A degree of uncertainty arose this week concerning the widely anticipated year-end 2021 demise of USD LIBOR. On Wednesday, November 18, ICE Benchmark Administration Limited ("IBA"), the administrator for LIBOR, announced plans to consult on its intention to cease publication of all tenors of GBP, EUR, CHF and JPY LIBOR settings after December 31, 2021. Concerning USD LIBOR, however, IBA merely noted that discussions with the U.K.'s Financial Conduct Authority (the "FCA") and other official sector bodies and panel banks are continuing, with future announcements to come after those discussions conclude.1 Wednesday's statement by IBA coincided with a related FCA consultation announcement addressing, among other topics, the FCA's potential new approach to ensuring an orderly wind down of USD LIBOR through the use of new powers to be granted under amendments to the Benchmarks Regulation that are contained in the currently pending U.K. Financial Services Bill.2

The IBA and FCA announcements include disclaimers discouraging speculation over any potential impact on the current timeline for transitioning away from USD LIBOR. Nevertheless, some commentators have suggested that the announcements indicate that official sector and panel bank discussions on the transition are lagging behind those regarding LIBOR rates for other major currencies and that, therefore, the transition from USD LIBOR to a widely-accepted replacement rate most likely the Secured Overnight Financing Rate ("SOFR") may get pushed out beyond December 31, 2021, which is the date after which panel banks could no longer be compelled to make USD LIBOR submissions.3

The IBA and FCA announcements, in light of other legislative and industry-led developments, raise questions about market preparedness for the expected transition away from USD LIBOR. On October 28, 2020, the New York State Senate introduced SB S9070, which seeks to amend the state's uniform commercial code in relation to the effect of a LIBOR discontinuance event on contracts, securities, and other agreements subject to New York law (the "New York Senate Bill").

Specifically, the New York Senate Bill would (i) enact provisions prohibiting parties from refusing to perform contractual obligations or declaring a breach of contract as a result of the discontinuance of USD LIBOR or the use of a replacement rate, (ii) establish that the LIBOR replacement rate is a commercially reasonable substitute for and a commercially substantial equivalent to USD LIBOR, and (iii) provide a safe harbor from litigation for the use of a benchmark replacement rate selected or recommended by the Federal Reserve Board, the Federal Reserve Bank of New York, or the Alternative Reference Rates Committee (or any of their successors).4 The New York Senate Bill and a companion proposal in the New York State Assembly, AB A11098, remain in committee and are not expected to receive a vote until first quarter 2021 at the earliest.

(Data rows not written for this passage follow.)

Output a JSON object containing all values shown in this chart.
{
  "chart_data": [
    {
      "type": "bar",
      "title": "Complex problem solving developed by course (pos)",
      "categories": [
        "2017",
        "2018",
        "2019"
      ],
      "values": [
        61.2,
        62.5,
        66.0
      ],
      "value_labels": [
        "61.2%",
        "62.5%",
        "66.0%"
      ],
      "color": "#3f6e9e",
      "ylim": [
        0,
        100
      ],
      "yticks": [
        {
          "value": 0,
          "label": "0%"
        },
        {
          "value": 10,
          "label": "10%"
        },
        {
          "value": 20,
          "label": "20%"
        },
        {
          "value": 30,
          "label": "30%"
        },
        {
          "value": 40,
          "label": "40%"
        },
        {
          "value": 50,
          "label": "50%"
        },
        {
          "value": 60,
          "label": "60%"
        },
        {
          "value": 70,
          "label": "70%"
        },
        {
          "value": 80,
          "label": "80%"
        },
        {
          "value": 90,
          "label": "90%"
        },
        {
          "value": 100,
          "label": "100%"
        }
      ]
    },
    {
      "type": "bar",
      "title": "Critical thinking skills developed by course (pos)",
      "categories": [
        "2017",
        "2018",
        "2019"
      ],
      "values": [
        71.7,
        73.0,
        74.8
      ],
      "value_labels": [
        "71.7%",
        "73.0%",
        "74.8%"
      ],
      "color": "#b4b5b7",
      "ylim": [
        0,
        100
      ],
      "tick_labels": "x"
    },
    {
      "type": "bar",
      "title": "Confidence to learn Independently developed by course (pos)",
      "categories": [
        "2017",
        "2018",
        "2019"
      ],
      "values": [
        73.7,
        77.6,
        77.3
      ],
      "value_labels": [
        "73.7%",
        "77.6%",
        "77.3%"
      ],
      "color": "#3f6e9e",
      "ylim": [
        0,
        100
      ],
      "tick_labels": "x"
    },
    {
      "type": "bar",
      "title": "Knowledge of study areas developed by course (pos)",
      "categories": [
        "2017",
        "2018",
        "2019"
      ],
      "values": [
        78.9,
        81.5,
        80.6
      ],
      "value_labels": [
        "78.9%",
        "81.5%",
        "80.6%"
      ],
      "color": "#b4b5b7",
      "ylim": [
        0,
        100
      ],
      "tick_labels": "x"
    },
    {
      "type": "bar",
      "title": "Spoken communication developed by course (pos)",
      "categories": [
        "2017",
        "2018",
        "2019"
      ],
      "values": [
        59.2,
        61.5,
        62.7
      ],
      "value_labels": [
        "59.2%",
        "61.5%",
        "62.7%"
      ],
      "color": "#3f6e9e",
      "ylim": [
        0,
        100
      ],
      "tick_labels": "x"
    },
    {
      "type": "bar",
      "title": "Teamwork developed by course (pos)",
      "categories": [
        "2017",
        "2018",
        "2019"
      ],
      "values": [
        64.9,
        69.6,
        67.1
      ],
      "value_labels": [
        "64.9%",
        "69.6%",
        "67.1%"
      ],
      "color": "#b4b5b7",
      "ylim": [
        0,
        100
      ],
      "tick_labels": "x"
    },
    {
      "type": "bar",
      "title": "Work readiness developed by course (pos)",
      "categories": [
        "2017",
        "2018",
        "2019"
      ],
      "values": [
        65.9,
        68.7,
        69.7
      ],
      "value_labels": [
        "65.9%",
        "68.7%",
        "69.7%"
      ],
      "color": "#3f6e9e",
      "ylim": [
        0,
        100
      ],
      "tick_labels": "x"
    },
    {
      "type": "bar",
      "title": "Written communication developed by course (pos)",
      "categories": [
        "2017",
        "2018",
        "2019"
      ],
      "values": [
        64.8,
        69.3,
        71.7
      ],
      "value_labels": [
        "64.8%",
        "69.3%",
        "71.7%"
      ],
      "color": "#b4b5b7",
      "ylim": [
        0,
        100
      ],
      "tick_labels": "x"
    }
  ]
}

At the federal level, the U.S. House of Representatives is working on draft legislation that reportedly would largely replicate the New York Senate Bill but expressly preempt state law with respect to USD LIBOR replacement in all contracts, securities and instruments (including contracts with respect to commercial transactions).

Although a consensus appears to have formed around the choice of SOFR as the replacement rate for USD LIBOR, and current legislative proposals appear to contemplate this consensus, not all market participants are in agreement as to the methodology for adjusting for the inherent differences between USD LIBOR and SOFR.5 In particular, certain regional banks have expressed support for the use of a credit sensitive rate/dynamic credit spread to SOFR for use in the commercial lending/line of credit markets to help better align banks' replacement lending benchmark rates with their costs of funds. An industry working group convened to advocate for the use of a credit sensitive rate, the "Credit Sensitivity Group," is in ongoing discussions with the official sector to address these banks' concerns regarding the macroeconomic, safety and soundness, and financial stability implications of decoupling borrowing and lending rates.6 These discussions have yet to produce a broadly acceptable viable alternative to SOFR in these markets; however, concerns have been raised that the potential adoption by some lenders of alternative rates such as the ICE Bank Yield Index or Ameribor (both of which incorporate a credit spread) may further complicate any timely transition from USD LIBOR to SOFR, including by stymieing efforts to develop liquidity in SOFR cash and derivatives markets by December 31, 2021.

We will continue to monitor and report on developments in this area.